O governo de Luiz Inácio Lula da Silva (PT)  prepara resposta à tarifa de 50% aos produtos brasileiros anunciada pelo presidente dos Estados Unidos, Donald Trump. As medidas terão como base a Lei da Reciprocidade Econômica, que autoriza o Palácio do Planalto a adotar ações comerciais a países ou blocos econômicos que aplicam barreiras unilaterais aos bens do Brasil.

Nessa quinta-feira (10/7), em entrevistas ao Jornal Nacional e ao Jornal da Record, Lula indicou possíveis caminhos para a retaliação brasileira, caso não haja solução com Trump. O prazo, segundo o presidente, é até o dia 1º de agosto, quando a tarifa norte-americana supostamente entrará em vigor.

Desde o anúncio de Trump na quarta, feito por meio de uma carta endereçada a Lula e publicada nas redes sociais, o governo avalia a melhor forma de reagir. De início, no mesmo dia, o presidente convocou reunião de emergência com ministros para discutir como iria responder à provocação de Donald Trump. Participaram do encontro Fernando Haddad (Fazenda), Rui Costa (Casa Civil), Geraldo Alckmin (Desenvolvimento, Indústria, Comércio e Serviços) e Sidônio Palmeira (Secretaria de Comunicação Social).

Nessa quinta, Lula adiantou que vai criar um comitê de emergência para avaliar a resposta que será dada a Trump.
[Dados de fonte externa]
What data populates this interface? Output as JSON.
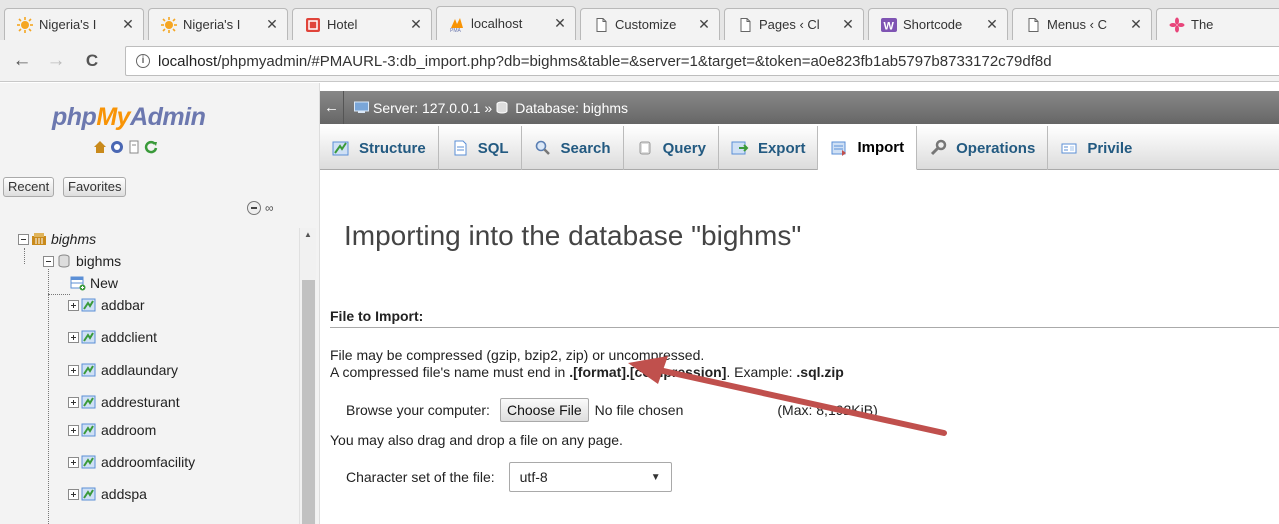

A ideia, segundo ele, é contar com a participação de representantes do setor empresarial, acompanhar o dia a dia de negociação e “repensar a política comercial com os Estados Unidos”.

O comitê, que ainda está em fase de construção, contará com os seguintes ministérios: Comércio, Fazenda, Relações Exteriores, Relações Institucionais e Casa Civil. A previsão é que o vice-presidente da República, Geraldo Alckmin, coordene os trabalhos do grupamento. 

Caso a atuação do comitê não resulte nos efeitos esperados, Lula afirma que o governo vai recorrer à Organização Mundial do Comércio (OMC), para denunciar a postura comercial dos EUA. Outra saída, segundo ele, é buscar novos mercados, o que já vem ocorrendo por meio do Brics.